Almost a month after the German scientists published their findings, Danish researchers are now starting a clinical trial to treat COVID-19 patients at Aarhus University Hospital with the same drug. Camostat mesilate inhibits and targets human protein (protease TMPRSS2). Camostat mesilate is a drug already approved in Japan for use in pancreatic inflammation. “Our results suggest that camostat mesilate might also protect against COVID-19,” says Markus Hoffmann.
As part of the clinical trial at Aarhus University, Danish researchers are planning to include 180 patients, with a first analysis planned after 108 have completed the study, including a one-month follow-up. Coronavirus patients in the trial will be given two 100-milligram pills of the drug or a placebo three times a day for 5 days, the maximum dose given to patients with pancreatitis in Japan, and their symptoms will be monitored. Whether the drug will reach the lung cells that the virus targets is a big question. “We can only hope that is the case,” Pöhlmann says.
In their previous research, German scientists identified a cellular protein (protease TMPRSS2) that is important for the entry of SARS-CoV-2 into lung cells. Their study provides evidence that host cell entry of SARS-CoV-2 depends on the SARS242 CoV receptor ACE2 and can be blocked by a clinically-proven inhibitor of the cellular serine protease TMPRSS2, which is employed by SARS-CoV-2 for S protein priming. Their study showed the compound can prevent the novel coronavirus, SARS-CoV-2, from entering human cells.
Several coronaviruses circulate worldwide and constantly infect humans, which normally caused only mild respiratory disease. Currently, however, we are witnessing a worldwide spread of a new coronavirus with more than 90,000 confirmed cases and over 3,000 deaths.
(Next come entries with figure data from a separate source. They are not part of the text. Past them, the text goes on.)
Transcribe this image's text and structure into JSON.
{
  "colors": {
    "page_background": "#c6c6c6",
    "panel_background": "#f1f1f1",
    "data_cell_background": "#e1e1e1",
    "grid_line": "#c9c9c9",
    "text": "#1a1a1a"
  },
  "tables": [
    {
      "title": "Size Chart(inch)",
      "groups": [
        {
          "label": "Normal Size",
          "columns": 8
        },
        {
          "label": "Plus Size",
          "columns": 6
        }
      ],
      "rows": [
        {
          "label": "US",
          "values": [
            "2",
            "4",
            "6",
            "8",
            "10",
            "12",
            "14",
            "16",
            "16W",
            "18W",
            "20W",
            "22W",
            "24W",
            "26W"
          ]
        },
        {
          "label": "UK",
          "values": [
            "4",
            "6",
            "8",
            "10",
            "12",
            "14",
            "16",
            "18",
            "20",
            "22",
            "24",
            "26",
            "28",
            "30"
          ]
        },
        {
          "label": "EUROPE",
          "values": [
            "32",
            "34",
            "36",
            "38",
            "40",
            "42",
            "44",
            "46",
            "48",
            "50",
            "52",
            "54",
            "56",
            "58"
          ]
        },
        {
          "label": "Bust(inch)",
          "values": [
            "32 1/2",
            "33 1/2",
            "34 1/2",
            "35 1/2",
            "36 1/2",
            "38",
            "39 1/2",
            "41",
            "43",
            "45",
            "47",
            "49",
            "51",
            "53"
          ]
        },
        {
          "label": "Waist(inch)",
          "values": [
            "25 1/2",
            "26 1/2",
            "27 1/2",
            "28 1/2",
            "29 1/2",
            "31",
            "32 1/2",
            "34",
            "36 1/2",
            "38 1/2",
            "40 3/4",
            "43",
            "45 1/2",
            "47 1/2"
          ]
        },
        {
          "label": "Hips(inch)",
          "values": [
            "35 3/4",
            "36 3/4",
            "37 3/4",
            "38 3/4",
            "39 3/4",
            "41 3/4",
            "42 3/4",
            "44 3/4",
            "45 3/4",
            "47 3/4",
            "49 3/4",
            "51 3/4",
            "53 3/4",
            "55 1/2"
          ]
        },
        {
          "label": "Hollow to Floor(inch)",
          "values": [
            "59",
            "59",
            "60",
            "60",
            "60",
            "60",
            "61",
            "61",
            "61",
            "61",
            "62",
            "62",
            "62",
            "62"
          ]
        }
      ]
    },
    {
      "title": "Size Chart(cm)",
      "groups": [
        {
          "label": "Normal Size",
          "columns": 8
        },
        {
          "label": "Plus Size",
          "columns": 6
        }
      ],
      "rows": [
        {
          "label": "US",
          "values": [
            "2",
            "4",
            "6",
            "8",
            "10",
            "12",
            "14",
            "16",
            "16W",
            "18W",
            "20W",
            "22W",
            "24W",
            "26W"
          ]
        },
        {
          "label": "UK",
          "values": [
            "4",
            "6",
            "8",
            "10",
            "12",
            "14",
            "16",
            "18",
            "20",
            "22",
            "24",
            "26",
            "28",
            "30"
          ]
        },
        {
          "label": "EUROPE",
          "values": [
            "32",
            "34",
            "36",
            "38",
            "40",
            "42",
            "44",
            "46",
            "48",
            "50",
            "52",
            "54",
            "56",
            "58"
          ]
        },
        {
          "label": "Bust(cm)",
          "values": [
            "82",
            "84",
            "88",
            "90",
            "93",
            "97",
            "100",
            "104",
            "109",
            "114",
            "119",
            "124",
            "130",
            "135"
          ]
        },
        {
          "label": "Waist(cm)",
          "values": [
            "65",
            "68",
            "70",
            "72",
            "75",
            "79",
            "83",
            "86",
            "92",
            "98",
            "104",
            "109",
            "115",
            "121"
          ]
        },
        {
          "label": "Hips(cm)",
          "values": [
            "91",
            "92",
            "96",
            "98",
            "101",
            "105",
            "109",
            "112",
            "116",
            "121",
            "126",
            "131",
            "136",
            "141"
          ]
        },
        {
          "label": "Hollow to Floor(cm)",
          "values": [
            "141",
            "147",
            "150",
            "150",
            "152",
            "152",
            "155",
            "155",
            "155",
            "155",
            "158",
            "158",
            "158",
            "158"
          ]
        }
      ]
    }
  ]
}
The new virus has been named SARS coronavirus-2 and has been transmitted from animals to humans. It causes a respiratory disease called COVID-19 that may take a severe course. The SARS coronavirus-2 has been spreading since December 2019 and is closely related to the SARS coronavirus that caused the SARS pandemic in 2002/2003. No vaccines or drugs are currently available to combat these viruses.
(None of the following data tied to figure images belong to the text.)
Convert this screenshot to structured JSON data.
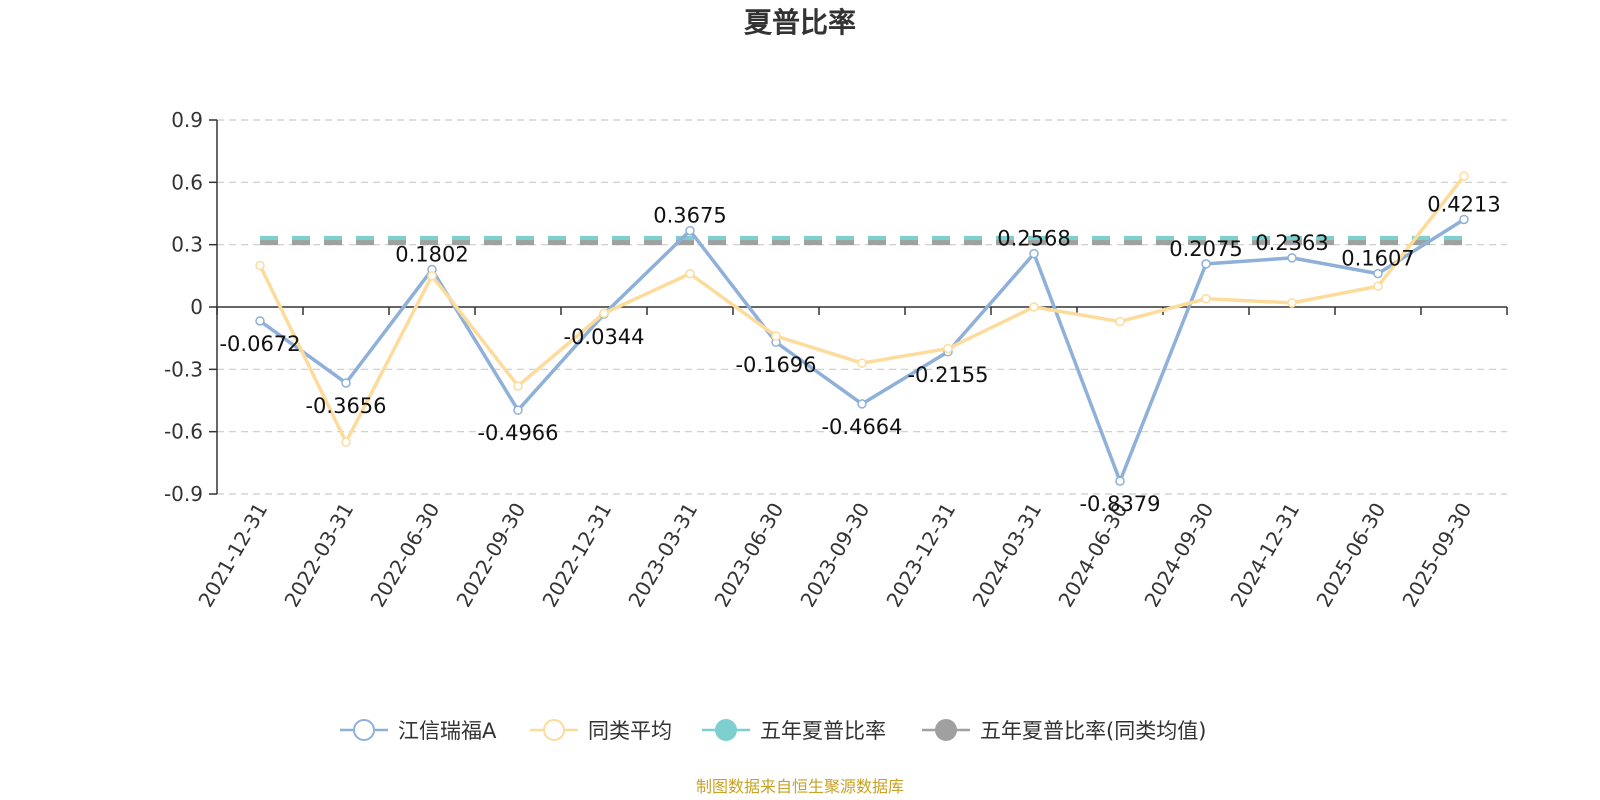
{
  "chart_data": {
    "type": "line",
    "title": "夏普比率",
    "categories": [
      "2021-12-31",
      "2022-03-31",
      "2022-06-30",
      "2022-09-30",
      "2022-12-31",
      "2023-03-31",
      "2023-06-30",
      "2023-09-30",
      "2023-12-31",
      "2024-03-31",
      "2024-06-30",
      "2024-09-30",
      "2024-12-31",
      "2025-06-30",
      "2025-09-30"
    ],
    "yticks": [
      "0.9",
      "0.6",
      "0.3",
      "0",
      "-0.3",
      "-0.6",
      "-0.9"
    ],
    "ylim": [
      -0.9,
      0.9
    ],
    "grid": true,
    "legend_position": "bottom",
    "series": [
      {
        "name": "江信瑞福A",
        "color": "#8eb0d9",
        "values": [
          -0.0672,
          -0.3656,
          0.1802,
          -0.4966,
          -0.0344,
          0.3675,
          -0.1696,
          -0.4664,
          -0.2155,
          0.2568,
          -0.8379,
          0.2075,
          0.2363,
          0.1607,
          0.4213
        ],
        "labels": [
          "-0.0672",
          "-0.3656",
          "0.1802",
          "-0.4966",
          "-0.0344",
          "0.3675",
          "-0.1696",
          "-0.4664",
          "-0.2155",
          "0.2568",
          "-0.8379",
          "0.2075",
          "0.2363",
          "0.1607",
          "0.4213"
        ]
      },
      {
        "name": "同类平均",
        "color": "#fddc9b",
        "values": [
          0.2,
          -0.65,
          0.15,
          -0.38,
          -0.03,
          0.16,
          -0.14,
          -0.27,
          -0.2,
          0.0,
          -0.07,
          0.04,
          0.02,
          0.1,
          0.63
        ]
      },
      {
        "name": "五年夏普比率",
        "color": "#7ecfcf",
        "values_constant": 0.33
      },
      {
        "name": "五年夏普比率(同类均值)",
        "color": "#a0a0a0",
        "values_constant": 0.31
      }
    ]
  },
  "source_text": "制图数据来自恒生聚源数据库"
}
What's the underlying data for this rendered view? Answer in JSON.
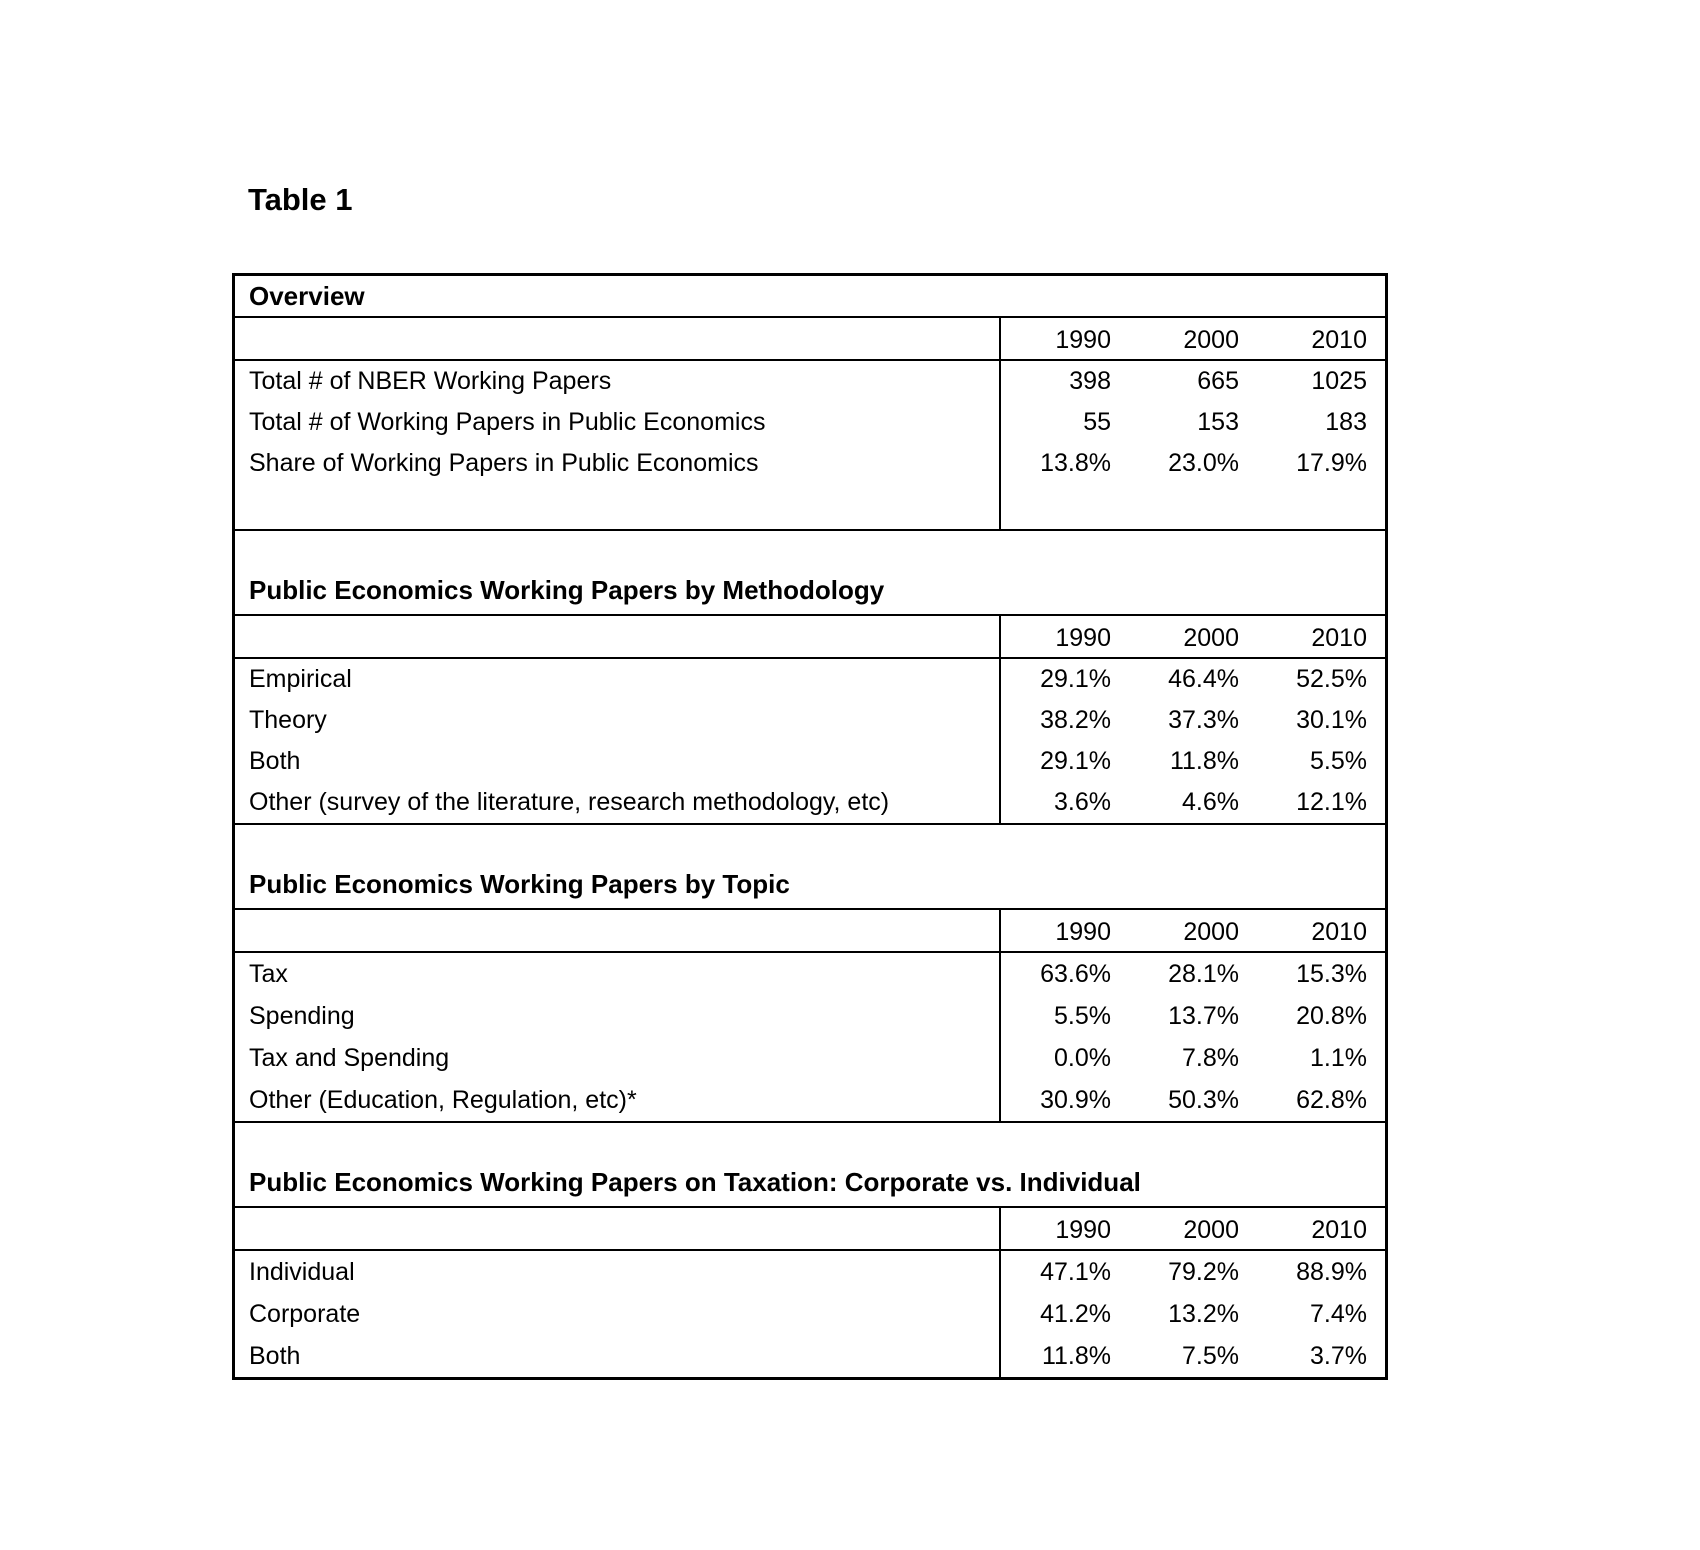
{
  "page_title": "Table 1",
  "table": {
    "sections": [
      {
        "title": "Overview",
        "years": [
          "1990",
          "2000",
          "2010"
        ],
        "rows": [
          {
            "label": "Total # of  NBER Working Papers",
            "values": [
              "398",
              "665",
              "1025"
            ]
          },
          {
            "label": "Total # of Working Papers in Public Economics",
            "values": [
              "55",
              "153",
              "183"
            ]
          },
          {
            "label": "Share of Working Papers in Public Economics",
            "values": [
              "13.8%",
              "23.0%",
              "17.9%"
            ]
          }
        ]
      },
      {
        "title": "Public Economics Working Papers by Methodology",
        "years": [
          "1990",
          "2000",
          "2010"
        ],
        "rows": [
          {
            "label": "Empirical",
            "values": [
              "29.1%",
              "46.4%",
              "52.5%"
            ]
          },
          {
            "label": "Theory",
            "values": [
              "38.2%",
              "37.3%",
              "30.1%"
            ]
          },
          {
            "label": "Both",
            "values": [
              "29.1%",
              "11.8%",
              "5.5%"
            ]
          },
          {
            "label": "Other (survey of the literature, research methodology, etc)",
            "values": [
              "3.6%",
              "4.6%",
              "12.1%"
            ]
          }
        ]
      },
      {
        "title": "Public Economics Working Papers by Topic",
        "years": [
          "1990",
          "2000",
          "2010"
        ],
        "rows": [
          {
            "label": "Tax",
            "values": [
              "63.6%",
              "28.1%",
              "15.3%"
            ]
          },
          {
            "label": "Spending",
            "values": [
              "5.5%",
              "13.7%",
              "20.8%"
            ]
          },
          {
            "label": "Tax and Spending",
            "values": [
              "0.0%",
              "7.8%",
              "1.1%"
            ]
          },
          {
            "label": "Other (Education, Regulation, etc)*",
            "values": [
              "30.9%",
              "50.3%",
              "62.8%"
            ]
          }
        ]
      },
      {
        "title": "Public Economics Working Papers on Taxation: Corporate vs. Individual",
        "years": [
          "1990",
          "2000",
          "2010"
        ],
        "rows": [
          {
            "label": "Individual",
            "values": [
              "47.1%",
              "79.2%",
              "88.9%"
            ]
          },
          {
            "label": "Corporate",
            "values": [
              "41.2%",
              "13.2%",
              "7.4%"
            ]
          },
          {
            "label": "Both",
            "values": [
              "11.8%",
              "7.5%",
              "3.7%"
            ]
          }
        ]
      }
    ]
  },
  "chart_data": {
    "type": "table",
    "title": "Table 1",
    "categories": [
      "1990",
      "2000",
      "2010"
    ],
    "series": [
      {
        "name": "Total # of NBER Working Papers",
        "values": [
          398,
          665,
          1025
        ]
      },
      {
        "name": "Total # of Working Papers in Public Economics",
        "values": [
          55,
          153,
          183
        ]
      },
      {
        "name": "Share of Working Papers in Public Economics (%)",
        "values": [
          13.8,
          23.0,
          17.9
        ]
      },
      {
        "name": "Methodology: Empirical (%)",
        "values": [
          29.1,
          46.4,
          52.5
        ]
      },
      {
        "name": "Methodology: Theory (%)",
        "values": [
          38.2,
          37.3,
          30.1
        ]
      },
      {
        "name": "Methodology: Both (%)",
        "values": [
          29.1,
          11.8,
          5.5
        ]
      },
      {
        "name": "Methodology: Other (%)",
        "values": [
          3.6,
          4.6,
          12.1
        ]
      },
      {
        "name": "Topic: Tax (%)",
        "values": [
          63.6,
          28.1,
          15.3
        ]
      },
      {
        "name": "Topic: Spending (%)",
        "values": [
          5.5,
          13.7,
          20.8
        ]
      },
      {
        "name": "Topic: Tax and Spending (%)",
        "values": [
          0.0,
          7.8,
          1.1
        ]
      },
      {
        "name": "Topic: Other (%)",
        "values": [
          30.9,
          50.3,
          62.8
        ]
      },
      {
        "name": "Taxation: Individual (%)",
        "values": [
          47.1,
          79.2,
          88.9
        ]
      },
      {
        "name": "Taxation: Corporate (%)",
        "values": [
          41.2,
          13.2,
          7.4
        ]
      },
      {
        "name": "Taxation: Both (%)",
        "values": [
          11.8,
          7.5,
          3.7
        ]
      }
    ]
  }
}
Moreover, their study suggests that antibody responses raised against SARS-CoV could at least partially protect against SARS-CoV-2 infection. These results have important implications for our understanding of SARS-CoV-2 transmissibility and pathogenesis and reveal a target for therapeutic intervention.
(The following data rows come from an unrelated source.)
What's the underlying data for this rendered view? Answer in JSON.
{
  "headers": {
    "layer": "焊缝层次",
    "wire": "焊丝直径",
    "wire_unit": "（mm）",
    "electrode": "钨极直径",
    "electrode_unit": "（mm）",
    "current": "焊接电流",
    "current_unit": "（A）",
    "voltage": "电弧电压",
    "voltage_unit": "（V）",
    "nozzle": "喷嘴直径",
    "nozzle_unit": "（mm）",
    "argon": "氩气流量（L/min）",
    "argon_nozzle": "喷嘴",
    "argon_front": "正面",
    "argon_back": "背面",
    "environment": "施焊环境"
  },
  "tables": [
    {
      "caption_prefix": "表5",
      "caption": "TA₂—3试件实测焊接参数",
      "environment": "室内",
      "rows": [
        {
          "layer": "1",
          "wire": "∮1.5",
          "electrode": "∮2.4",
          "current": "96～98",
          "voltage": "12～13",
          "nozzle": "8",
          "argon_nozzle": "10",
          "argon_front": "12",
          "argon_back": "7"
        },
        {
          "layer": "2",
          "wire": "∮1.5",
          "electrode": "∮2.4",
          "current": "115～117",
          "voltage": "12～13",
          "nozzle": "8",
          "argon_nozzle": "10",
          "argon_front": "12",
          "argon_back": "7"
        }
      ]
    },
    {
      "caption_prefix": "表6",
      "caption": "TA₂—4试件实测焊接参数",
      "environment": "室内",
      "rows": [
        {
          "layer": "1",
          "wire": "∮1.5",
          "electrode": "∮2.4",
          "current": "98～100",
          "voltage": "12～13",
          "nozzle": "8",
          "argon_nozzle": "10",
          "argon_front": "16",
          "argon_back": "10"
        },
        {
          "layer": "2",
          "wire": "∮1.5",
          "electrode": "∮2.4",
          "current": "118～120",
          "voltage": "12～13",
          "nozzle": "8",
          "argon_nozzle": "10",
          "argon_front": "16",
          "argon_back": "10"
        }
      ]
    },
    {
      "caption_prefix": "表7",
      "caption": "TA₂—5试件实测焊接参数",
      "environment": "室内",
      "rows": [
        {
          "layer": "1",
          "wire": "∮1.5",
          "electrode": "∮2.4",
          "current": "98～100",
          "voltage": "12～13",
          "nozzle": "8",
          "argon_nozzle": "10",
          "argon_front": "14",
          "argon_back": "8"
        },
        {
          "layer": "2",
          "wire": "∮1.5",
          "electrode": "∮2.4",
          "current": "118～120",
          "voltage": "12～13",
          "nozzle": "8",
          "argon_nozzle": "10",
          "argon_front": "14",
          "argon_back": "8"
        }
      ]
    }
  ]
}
“Our results show that SARS-CoV-2 requires the protease TMPRSS2, which is present in the human body, to enter cells,” says Stefan Pöhlmann, head of the Infection Biology Unit at the German Primate Center. “This protease is a potential target for therapeutic intervention.”
The researchers demonstrated that SARS-CoV-2 uses the SARS55 CoV receptor, ACE2, for entry and the serine protease TMPRSS2 for S protein priming. A TMPRSS2 inhibitor approved for clinical use blocked entry and might constitute a treatment option. Their results reveal important commonalities between SARS-CoV-2 and SARS-CoV infection and identify a potential target for antiviral intervention.
Since it is known that the drug camostat mesilate inhibits the protease TMPRSS2, the researchers further investigated whether the drug can also prevent infection with SARS-CoV-2. Their results also suggest that camostat mesilate might also protect against COVID-19.